The userinfo endpoint requires a valid access token. The token must have appropriate scopes (typically "openid" and others like "profile" or "email").

For more details, see the OpenID Connect UserInfo Endpoint.

verify(config, jwt)

@spec verify(config(), jwt :: String.t()) :: {:ok, claims :: map()} | {:error, term()}

Verifies the validity and authenticity of an OpenID Connect ID token.

This security-critical function verifies that:

  1. The token's signature is valid and was signed by the provider's key
  2. The token has not expired (checking the "exp" claim)
  3. The token is intended for your application (checking the "aud" claim)

Parameters

  • config - The provider configuration map
  • jwt - The ID token string (a JSON Web Token) from the tokens response

Returns

  • {:ok, claims} - On successful verification, returns the decoded claims from the token
  • {:error, reason} - On verification failure, returns an error tuple with details

Verification Process

  1. The signature is verified using the provider's JSON Web Keys (JWKs), which are fetched from the provider's JWKs endpoint listed in the discovery document.
  2. The "exp" (expiration) claim is checked to ensure the token has not expired. A configurable leeway (default: 30 seconds) is allowed to account for clock skew.
  3. The "aud" (audience) claim is verified to ensure the token is intended for your application, as identified by your client_id.

Example 

{:ok, claims} = OpenIDConnect.verify(google_config, id_token)

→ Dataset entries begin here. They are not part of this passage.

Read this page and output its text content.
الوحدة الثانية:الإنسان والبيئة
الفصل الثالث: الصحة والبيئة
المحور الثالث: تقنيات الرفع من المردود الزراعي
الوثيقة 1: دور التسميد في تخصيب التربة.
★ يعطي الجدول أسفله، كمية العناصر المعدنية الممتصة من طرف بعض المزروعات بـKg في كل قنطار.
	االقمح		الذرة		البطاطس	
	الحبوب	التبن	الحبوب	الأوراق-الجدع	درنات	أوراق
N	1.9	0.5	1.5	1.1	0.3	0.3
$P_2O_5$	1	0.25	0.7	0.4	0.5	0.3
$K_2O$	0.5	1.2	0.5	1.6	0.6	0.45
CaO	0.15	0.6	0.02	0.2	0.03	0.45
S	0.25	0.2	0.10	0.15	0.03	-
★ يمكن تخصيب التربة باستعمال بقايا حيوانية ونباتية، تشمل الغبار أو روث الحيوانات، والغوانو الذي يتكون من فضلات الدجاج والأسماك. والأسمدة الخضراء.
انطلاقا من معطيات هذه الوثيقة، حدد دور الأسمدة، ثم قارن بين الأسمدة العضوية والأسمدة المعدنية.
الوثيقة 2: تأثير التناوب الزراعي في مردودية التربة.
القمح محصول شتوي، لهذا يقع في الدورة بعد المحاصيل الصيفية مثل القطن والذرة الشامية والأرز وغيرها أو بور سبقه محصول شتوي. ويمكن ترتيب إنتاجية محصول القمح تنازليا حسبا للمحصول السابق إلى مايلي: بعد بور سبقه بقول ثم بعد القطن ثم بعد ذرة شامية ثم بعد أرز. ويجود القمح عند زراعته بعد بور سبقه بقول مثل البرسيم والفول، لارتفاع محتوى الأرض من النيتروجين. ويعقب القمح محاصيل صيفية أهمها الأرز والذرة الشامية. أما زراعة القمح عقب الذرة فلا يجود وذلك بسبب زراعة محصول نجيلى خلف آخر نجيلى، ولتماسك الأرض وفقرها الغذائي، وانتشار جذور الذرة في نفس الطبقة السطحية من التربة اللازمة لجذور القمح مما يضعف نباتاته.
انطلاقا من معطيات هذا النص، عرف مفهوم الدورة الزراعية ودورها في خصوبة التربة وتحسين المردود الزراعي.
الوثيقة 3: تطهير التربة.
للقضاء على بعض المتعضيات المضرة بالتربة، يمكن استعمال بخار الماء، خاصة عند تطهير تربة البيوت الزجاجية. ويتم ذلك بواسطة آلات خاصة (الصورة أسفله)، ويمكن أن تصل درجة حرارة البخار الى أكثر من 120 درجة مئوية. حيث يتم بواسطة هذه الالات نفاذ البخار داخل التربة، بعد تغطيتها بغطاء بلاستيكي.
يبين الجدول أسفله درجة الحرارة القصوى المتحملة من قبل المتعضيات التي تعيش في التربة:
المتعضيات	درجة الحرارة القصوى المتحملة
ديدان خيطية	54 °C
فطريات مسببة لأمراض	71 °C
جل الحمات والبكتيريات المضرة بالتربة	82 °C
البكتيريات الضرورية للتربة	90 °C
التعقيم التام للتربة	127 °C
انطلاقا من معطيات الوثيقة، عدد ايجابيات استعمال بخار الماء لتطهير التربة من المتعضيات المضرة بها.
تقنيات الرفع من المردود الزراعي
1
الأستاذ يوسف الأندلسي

# Common claims you might find in the response:
user_id = claims["sub"]         # Unique user identifier
email = claims["email"]         # User's email (if in scope)
name = claims["name"]           # User's name (if in scope)
picture = claims["picture"]     # URL to user's profile picture (if available)
issuer = claims["iss"]          # Identifies the token issuer

Security Warning

Always verify tokens before trusting their contents. Never use token data for authentication purposes without verification, as tokens could be forged or tampered with.